The Clerk is DIRECTED to prepare Form 1A (Notice of Lawsuit and Request for Waiver of Service of Summons) and Form 1B (Waiver of Service of Summons) for Defendants WORKMAN and BANAL. The Clerk shall forward those forms, USM-285 forms submitted by Plaintiff, and sufficient copies of the complaint to the United States Marshal for service.

The United States Marshal is DIRECTED, pursuant to Rule 4(c)(2) of the Federal Rules of Civil Procedure, to serve process on Defendants WORKMAN and BANAL in the manner specified by Rule 4(d)(2) of the Federal Rules of Civil Procedure. Process in this case shall consist of the complaint, applicable forms 1A and 1B, and this Memorandum and Order. For purposes of computing the passage of time under Rule 4(d)(2), the Court and all parties will compute time as of the date it is mailed by the Marshal, as noted on the USM-285 form.

With respect to former employees of Illinois Department of Corrections who no longer can be found at the work address provided by Plaintiff, the Department of Corrections shall furnish the Marshal with the Defendant's last-known address upon issuance of a court order which states that the information shall be used only for purposes of effectuating service (or for proof of service, should a dispute arise) and any documentation of the address shall be retained only by the Marshal. Address information obtained from I.D.O.C. pursuant to this order shall not be maintained in the court file, nor disclosed by the Marshal.

The United States Marshal shall file returned waivers of service as well as any requests for waivers of service that are returned as undelivered as soon as they are received. If a waiver of service is not returned by a defendant within THIRTY (30) DAYS from the date of mailing the request for waiver, the United States Marshal shall:

! Request that the Clerk prepare a summons for that defendant who has not yet returned a waiver of service; the Clerk shall then prepare such summons as requested.

! Personally serve process and a copy of this Order upon the defendant pursuant to Rule 4 of the Federal Rules of Civil Procedure and 28 U.S.C. § 566(c).

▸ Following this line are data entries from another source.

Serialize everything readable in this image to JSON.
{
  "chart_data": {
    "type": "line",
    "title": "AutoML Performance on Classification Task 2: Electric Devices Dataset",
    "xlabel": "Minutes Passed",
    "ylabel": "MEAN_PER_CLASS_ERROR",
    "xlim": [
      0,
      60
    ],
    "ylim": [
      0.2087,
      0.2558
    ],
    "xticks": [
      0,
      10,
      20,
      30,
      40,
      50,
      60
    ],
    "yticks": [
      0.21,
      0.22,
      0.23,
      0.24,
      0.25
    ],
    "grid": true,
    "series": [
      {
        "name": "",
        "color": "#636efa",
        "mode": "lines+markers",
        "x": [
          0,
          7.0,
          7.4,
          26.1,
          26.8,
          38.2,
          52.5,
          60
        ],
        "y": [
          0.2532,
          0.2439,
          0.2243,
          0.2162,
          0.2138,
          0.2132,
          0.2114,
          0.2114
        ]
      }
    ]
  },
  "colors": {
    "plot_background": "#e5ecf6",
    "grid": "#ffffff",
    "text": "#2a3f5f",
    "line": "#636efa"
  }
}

! Within ten days after personal service is effected, the United States Marshal shall file the return of service for the defendant, along with evidence of any attempts to secure a waiver of service of process and of the costs subsequently incurred in effecting service on said defendant. Said costs shall be enumerated on the USM-285 form and shall include the costs incurred by the Marshal's office for photocopying additional copies of the summons and complaint and for preparing new USM-285 forms, if required. Costs of service will be taxed against the personally served defendant in accordance with the provisions of Federal Rule of Civil Procedure 4(d)(2) unless the defendant shows good cause for such failure.

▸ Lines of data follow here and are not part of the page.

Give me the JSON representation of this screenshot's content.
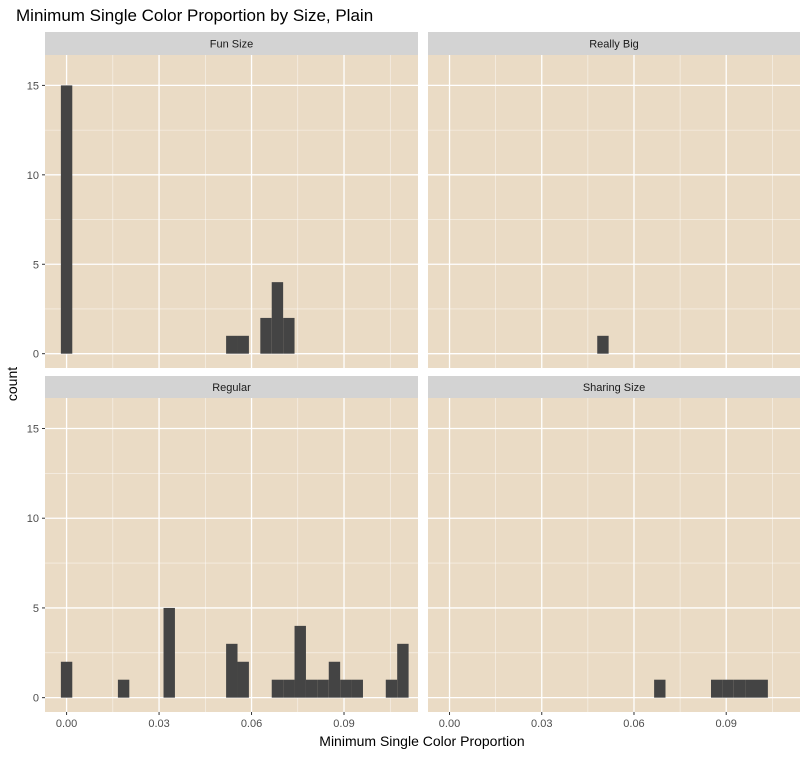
{
  "chart_data": {
    "type": "bar",
    "title": "Minimum Single Color Proportion by Size, Plain",
    "xlabel": "Minimum Single Color Proportion",
    "ylabel": "count",
    "xlim": [
      -0.007,
      0.114
    ],
    "ylim": [
      -0.8,
      16.7
    ],
    "x_ticks": [
      0.0,
      0.03,
      0.06,
      0.09
    ],
    "x_tick_labels": [
      "0.00",
      "0.03",
      "0.06",
      "0.09"
    ],
    "y_ticks": [
      0,
      5,
      10,
      15
    ],
    "y_tick_labels": [
      "0",
      "5",
      "10",
      "15"
    ],
    "bin_width": 0.0037,
    "grid": true,
    "colors": {
      "panel_bg": "#EADBC5",
      "strip_bg": "#D3D3D3",
      "bar": "#444444",
      "grid": "#FFFFFF",
      "text": "#4D4D4D",
      "title": "#000000"
    },
    "panels": [
      {
        "name": "Fun Size",
        "bins": [
          [
            0.0,
            15
          ],
          [
            0.0536,
            1
          ],
          [
            0.0573,
            1
          ],
          [
            0.0647,
            2
          ],
          [
            0.0684,
            4
          ],
          [
            0.0721,
            2
          ]
        ]
      },
      {
        "name": "Really Big",
        "bins": [
          [
            0.0499,
            1
          ]
        ]
      },
      {
        "name": "Regular",
        "bins": [
          [
            0.0,
            2
          ],
          [
            0.0185,
            1
          ],
          [
            0.0333,
            5
          ],
          [
            0.0536,
            3
          ],
          [
            0.0573,
            2
          ],
          [
            0.0684,
            1
          ],
          [
            0.0721,
            1
          ],
          [
            0.0758,
            4
          ],
          [
            0.0795,
            1
          ],
          [
            0.0832,
            1
          ],
          [
            0.0869,
            2
          ],
          [
            0.0906,
            1
          ],
          [
            0.0943,
            1
          ],
          [
            0.1054,
            1
          ],
          [
            0.1091,
            3
          ]
        ]
      },
      {
        "name": "Sharing Size",
        "bins": [
          [
            0.0684,
            1
          ],
          [
            0.0869,
            1
          ],
          [
            0.0906,
            1
          ],
          [
            0.0943,
            1
          ],
          [
            0.098,
            1
          ],
          [
            0.1017,
            1
          ]
        ]
      }
    ]
  }
}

Plaintiff is ORDERED to serve upon defendant or, if appearance has been entered by counsel, upon that attorney, a copy of every further pleading or other document submitted for consideration by this Court. He shall include with the original paper to be filed with the Clerk of the Court a certificate stating the date that a true and correct copy of any document was mailed to defendant or his counsel. Any paper received by a district judge or magistrate judge which has not been filed with the Clerk or which fails to include a certificate of service will be disregarded by the Court.

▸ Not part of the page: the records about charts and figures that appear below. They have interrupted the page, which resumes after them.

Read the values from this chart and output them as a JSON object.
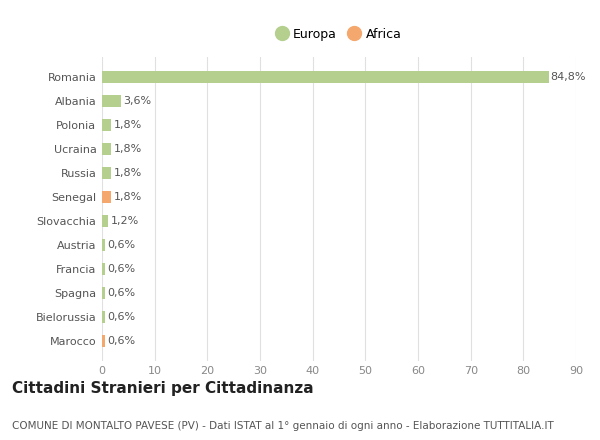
{
  "countries": [
    "Marocco",
    "Bielorussia",
    "Spagna",
    "Francia",
    "Austria",
    "Slovacchia",
    "Senegal",
    "Russia",
    "Ucraina",
    "Polonia",
    "Albania",
    "Romania"
  ],
  "values": [
    0.6,
    0.6,
    0.6,
    0.6,
    0.6,
    1.2,
    1.8,
    1.8,
    1.8,
    1.8,
    3.6,
    84.8
  ],
  "labels": [
    "0,6%",
    "0,6%",
    "0,6%",
    "0,6%",
    "0,6%",
    "1,2%",
    "1,8%",
    "1,8%",
    "1,8%",
    "1,8%",
    "3,6%",
    "84,8%"
  ],
  "colors": [
    "#f5a86e",
    "#b5cf8f",
    "#b5cf8f",
    "#b5cf8f",
    "#b5cf8f",
    "#b5cf8f",
    "#f5a86e",
    "#b5cf8f",
    "#b5cf8f",
    "#b5cf8f",
    "#b5cf8f",
    "#b5cf8f"
  ],
  "europa_color": "#b5cf8f",
  "africa_color": "#f5a86e",
  "background_color": "#ffffff",
  "grid_color": "#e0e0e0",
  "xlim": [
    0,
    90
  ],
  "xticks": [
    0,
    10,
    20,
    30,
    40,
    50,
    60,
    70,
    80,
    90
  ],
  "title": "Cittadini Stranieri per Cittadinanza",
  "subtitle": "COMUNE DI MONTALTO PAVESE (PV) - Dati ISTAT al 1° gennaio di ogni anno - Elaborazione TUTTITALIA.IT",
  "title_fontsize": 11,
  "subtitle_fontsize": 7.5,
  "tick_fontsize": 8,
  "label_fontsize": 8,
  "legend_fontsize": 9
}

Defendants are ORDERED to timely file an appropriate responsive pleading to the complaint, and shall not waive filing a reply pursuant to 42 U.S.C. § 1997e(g).

Pursuant to Local Rule 72.1(a)(2), this cause is REFERRED to a United States Magistrate Judge for further pre-trial proceedings.

Further, this entire matter is hereby REFERRED to a United States Magistrate Judge for disposition, as contemplated by Local Rule 72.2(b)(2) and 28 U.S.C. § 636(c), should all the parties consent to such a referral.

Plaintiff is under a continuing obligation to keep the Clerk and each opposing party informed of any change in his whereabouts. This shall be done in writing and not later than seven (7) days after a transfer or other change in address occurs.